From Congressional Research Service Summary:
(Sec. 5) Directs the President to establish a multiyear policy, partnership, and funding strategy to assist countries in sub-Saharan Africa develop an appropriate mix of power solutions to provide sufficient electricity access to people living in rural and urban areas in order to alleviate poverty and drive economic growth.
(Sec. 6) Expresses the sense of Congress that the U.S. Agency for International Development (USAID) should: (1) prioritize where loan guarantees to African financial institutions would facilitate involvement in African power projects, and where partnerships and grants would increase access to electricity; and (2) consider providing grants to develop national, regional, and local energy and electricity policy plans, and expand electricity access to the poorest.

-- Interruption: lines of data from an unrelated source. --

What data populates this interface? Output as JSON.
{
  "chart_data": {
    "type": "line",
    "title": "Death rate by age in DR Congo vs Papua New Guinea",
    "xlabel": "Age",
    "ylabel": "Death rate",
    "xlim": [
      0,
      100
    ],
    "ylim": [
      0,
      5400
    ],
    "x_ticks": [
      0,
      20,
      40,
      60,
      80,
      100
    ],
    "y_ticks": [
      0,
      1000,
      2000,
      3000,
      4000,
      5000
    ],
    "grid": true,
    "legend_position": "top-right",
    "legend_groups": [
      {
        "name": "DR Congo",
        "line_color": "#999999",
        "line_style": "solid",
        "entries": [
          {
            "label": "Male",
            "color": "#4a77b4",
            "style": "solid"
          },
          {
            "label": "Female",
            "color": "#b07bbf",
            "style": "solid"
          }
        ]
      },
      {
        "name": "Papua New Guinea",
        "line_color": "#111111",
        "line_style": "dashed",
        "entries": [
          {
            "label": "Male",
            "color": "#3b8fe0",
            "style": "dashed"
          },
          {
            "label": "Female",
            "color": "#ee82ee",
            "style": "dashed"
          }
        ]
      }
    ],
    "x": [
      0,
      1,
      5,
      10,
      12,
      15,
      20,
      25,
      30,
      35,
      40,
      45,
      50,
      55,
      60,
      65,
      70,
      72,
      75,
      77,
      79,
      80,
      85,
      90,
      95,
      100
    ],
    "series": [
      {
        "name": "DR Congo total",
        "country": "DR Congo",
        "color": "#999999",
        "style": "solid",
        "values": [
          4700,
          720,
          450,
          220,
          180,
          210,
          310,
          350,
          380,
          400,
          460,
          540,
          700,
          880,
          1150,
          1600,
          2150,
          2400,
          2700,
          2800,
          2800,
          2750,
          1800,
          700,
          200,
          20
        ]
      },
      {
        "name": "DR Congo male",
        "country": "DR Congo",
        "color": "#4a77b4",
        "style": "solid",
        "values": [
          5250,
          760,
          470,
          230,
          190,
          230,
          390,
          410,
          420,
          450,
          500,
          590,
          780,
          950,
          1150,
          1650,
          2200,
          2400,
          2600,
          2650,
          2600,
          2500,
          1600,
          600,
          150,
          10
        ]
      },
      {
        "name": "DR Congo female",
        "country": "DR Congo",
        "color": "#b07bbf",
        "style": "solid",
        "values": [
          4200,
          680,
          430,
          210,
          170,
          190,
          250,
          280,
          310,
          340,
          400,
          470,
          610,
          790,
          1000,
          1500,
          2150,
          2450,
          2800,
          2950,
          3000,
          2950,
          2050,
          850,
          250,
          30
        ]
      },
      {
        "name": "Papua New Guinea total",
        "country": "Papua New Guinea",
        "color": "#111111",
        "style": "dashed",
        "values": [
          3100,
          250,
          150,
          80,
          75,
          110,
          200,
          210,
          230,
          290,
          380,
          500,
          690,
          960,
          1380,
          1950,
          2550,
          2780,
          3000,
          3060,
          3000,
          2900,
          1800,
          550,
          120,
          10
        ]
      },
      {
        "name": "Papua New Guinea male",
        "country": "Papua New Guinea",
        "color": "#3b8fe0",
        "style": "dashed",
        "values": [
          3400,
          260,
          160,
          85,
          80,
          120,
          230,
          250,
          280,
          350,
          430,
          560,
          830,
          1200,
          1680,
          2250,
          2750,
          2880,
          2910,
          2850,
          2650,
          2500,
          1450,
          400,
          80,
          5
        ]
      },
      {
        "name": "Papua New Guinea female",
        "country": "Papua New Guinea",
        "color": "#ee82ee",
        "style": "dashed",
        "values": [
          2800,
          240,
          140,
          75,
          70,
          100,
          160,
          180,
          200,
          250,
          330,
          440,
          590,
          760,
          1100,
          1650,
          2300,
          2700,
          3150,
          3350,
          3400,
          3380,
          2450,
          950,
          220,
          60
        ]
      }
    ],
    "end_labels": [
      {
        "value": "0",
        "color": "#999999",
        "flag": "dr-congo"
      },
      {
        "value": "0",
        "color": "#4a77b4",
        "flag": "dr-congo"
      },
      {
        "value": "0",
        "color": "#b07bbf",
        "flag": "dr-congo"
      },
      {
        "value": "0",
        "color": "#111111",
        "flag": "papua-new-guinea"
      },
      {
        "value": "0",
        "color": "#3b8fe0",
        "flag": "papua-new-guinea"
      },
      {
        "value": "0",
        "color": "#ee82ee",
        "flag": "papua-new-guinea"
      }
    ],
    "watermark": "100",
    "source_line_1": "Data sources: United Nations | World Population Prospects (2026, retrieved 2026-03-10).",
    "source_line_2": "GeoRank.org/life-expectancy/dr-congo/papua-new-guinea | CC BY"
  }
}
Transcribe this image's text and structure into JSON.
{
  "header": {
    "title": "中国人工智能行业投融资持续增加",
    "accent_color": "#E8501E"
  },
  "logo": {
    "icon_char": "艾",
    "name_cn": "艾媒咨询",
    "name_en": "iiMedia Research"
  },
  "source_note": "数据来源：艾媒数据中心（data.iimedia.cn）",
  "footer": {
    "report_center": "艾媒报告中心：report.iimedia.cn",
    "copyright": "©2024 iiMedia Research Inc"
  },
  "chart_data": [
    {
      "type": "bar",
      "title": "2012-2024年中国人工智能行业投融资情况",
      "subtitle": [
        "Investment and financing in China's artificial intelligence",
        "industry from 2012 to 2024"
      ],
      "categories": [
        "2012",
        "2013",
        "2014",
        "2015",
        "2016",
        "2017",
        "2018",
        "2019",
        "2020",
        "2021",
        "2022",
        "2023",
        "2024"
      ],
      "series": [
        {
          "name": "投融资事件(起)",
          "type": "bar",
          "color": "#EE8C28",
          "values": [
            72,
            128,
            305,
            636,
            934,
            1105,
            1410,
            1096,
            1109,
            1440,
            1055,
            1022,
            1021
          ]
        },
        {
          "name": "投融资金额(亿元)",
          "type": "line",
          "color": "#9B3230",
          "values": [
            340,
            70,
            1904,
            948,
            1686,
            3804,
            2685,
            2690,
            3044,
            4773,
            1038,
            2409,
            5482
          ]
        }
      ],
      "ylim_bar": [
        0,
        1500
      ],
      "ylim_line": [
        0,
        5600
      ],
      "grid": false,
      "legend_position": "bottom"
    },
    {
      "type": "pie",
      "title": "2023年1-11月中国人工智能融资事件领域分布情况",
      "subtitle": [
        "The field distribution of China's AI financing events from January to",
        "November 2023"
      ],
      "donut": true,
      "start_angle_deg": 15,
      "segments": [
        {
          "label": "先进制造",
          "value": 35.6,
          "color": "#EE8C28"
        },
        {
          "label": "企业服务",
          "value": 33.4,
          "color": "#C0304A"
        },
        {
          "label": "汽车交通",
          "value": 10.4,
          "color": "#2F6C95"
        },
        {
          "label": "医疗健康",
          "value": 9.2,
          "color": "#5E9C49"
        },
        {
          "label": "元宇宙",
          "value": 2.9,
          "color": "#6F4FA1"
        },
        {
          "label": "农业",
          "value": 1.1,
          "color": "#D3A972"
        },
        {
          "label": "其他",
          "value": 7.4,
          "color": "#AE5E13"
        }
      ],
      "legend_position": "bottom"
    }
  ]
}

(Sec. 8) Urges the Overseas Private Investment Corporation (OPIC) to: (1) place a priority on supporting investment in the electricity sector of sub-Saharan Africa…. Amends the Foreign Assistance Act of 1961 to require OPIC’s Board of Directors to: (1) increase the loan, guarantee, and insurance programs, and financial commitments in sub-Saharan Africa, including through the use of an investment advisory council to assist the Board in developing and implementing policies, programs, and financial instruments with respect to sub-Saharan Africa; and (2) appoint an OPIC Inspector General.
Analysis: The Electrify Africa Act garnered massive bipartisan support for an incredible overreach of federal authority (only 1 Democrat — West Virginia’s Nick Rahall — opposed the measure, whereas Republicans were fairly evenly split —106 in favor to 116 against).
The Act would set development priorities for foreign nations and subsidize that development (through loans and loan guarantees). There is absolutely no constitutional authority for such foreign meddling.
Moreover, the Act relies on two institutions, the U.S. Agency for International Development (USAID), the U.S. department that manages foreign aid, and the Overseas Private Investment Corporation (OPIC). Both organizations were created to allow Internationalists to use the wealth of U.S. taxpayers and the full faith and credit of the U.S. government to advance their subversive plans for the world.
It should be the responsibility of foreign nations to create a favorable environment to attract private investment. Instead, Establishment Insiders maintain their grip on other nations through their control of the massive international aid dispensing institutions — the World Bank and the IMF, as well as the U.S. Agency for International Development (USAID). These institutions wield enormous leverage over many governments, whose nations are in debt to these institutions, and they often serve to keep cooperative corrupt regimes in power.
We have assigned (good vote) to the Nays and (bad vote) to the Yeas. (P = voted present; ? = not voting; blank = not listed on roll call.)